Student debt has restructured the path to homeownership. For many Millennials and Gen Z, buying a home is no longer an early milestone but a distant goal.

Between the Generations

The study’s findings reveal that student loan debt is not just a monthly budget issue—it’s a barrier that alters major life decisions. 

The financial weight of student loans appears to delay the ability of younger generations to enter the housing market, limiting their options and reducing how much they can afford when they do buy.

At the same time, those with less or no student debt are better positioned to purchase homes earlier and spend more. 

This creates a widening gap in homeownership opportunities within the same generation, shaped largely by the presence or absence of student loans. The result is a growing divide in who can build wealth through homeownership and who remains on the sidelines.

What’s Next

Policymakers and lenders must adapt to the long-term financial realities student loan borrowers face in today’s housing market.

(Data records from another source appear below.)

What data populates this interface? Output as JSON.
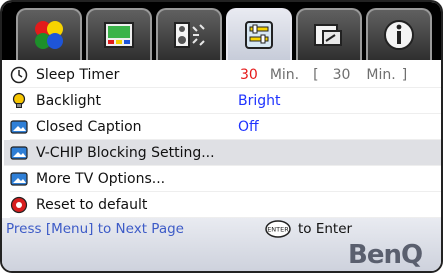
{
  "tabs": [
    {
      "icon": "color-balls-icon",
      "active": false
    },
    {
      "icon": "monitor-picture-icon",
      "active": false
    },
    {
      "icon": "speaker-sound-icon",
      "active": false
    },
    {
      "icon": "settings-panel-icon",
      "active": true
    },
    {
      "icon": "input-source-icon",
      "active": false
    },
    {
      "icon": "info-icon",
      "active": false
    }
  ],
  "menu": {
    "sleep_timer": {
      "label": "Sleep Timer",
      "value": "30",
      "unit": "Min.",
      "bracket_open": "[",
      "alt_value": "30",
      "alt_unit": "Min.",
      "bracket_close": "]"
    },
    "backlight": {
      "label": "Backlight",
      "value": "Bright"
    },
    "closed_caption": {
      "label": "Closed Caption",
      "value": "Off"
    },
    "vchip": {
      "label": "V-CHIP Blocking Setting..."
    },
    "more_tv": {
      "label": "More TV Options..."
    },
    "reset": {
      "label": "Reset to default"
    }
  },
  "footer": {
    "hint": "Press [Menu] to Next Page",
    "enter_icon_text": "ENTER",
    "enter_label": "to Enter",
    "logo": "BenQ"
  },
  "colors": {
    "value_blue": "#1f33ff",
    "sleep_red": "#e51a1a",
    "hint_blue": "#3d5bc7"
  }
}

  • New homebuyer assistance programs should account for the unique burden of student debt and provide targeted relief.
  • Mortgage lenders can refine eligibility models to recognize consistent repayment history—even with outstanding student loans.
  • Builders and developers should consider more flexible financing options and smaller starter homes for debt-laden buyers.
  • State and federal agencies must view student debt not just as an education issue, but as a housing access barrier.

To close the generational homeownership gap, stakeholders must move beyond traditional affordability measures. Integrating student debt considerations into housing policy, mortgage lending, and financial planning will be key to restoring access to homeownership for younger Americans.

Methodology

  • This analysis used national and state-level data from the U.S. Census Bureau, Federal Reserve Economic Data, and EducationData.org to examine trends in student loan debt and homeownership rates from 2007 to 2024. 
  • Data were cleaned and aggregated, with student debt figures adjusted for inflation using 2007 as the base year, and then merged with homeownership data. 
  • Pearson correlation analysis was performed on both nominal and inflation-adjusted figures, and trends were visualized with line and scatter plots to highlight that increasing student debt is associated with declining homeownership, with state-level insights further underscoring regional disparities.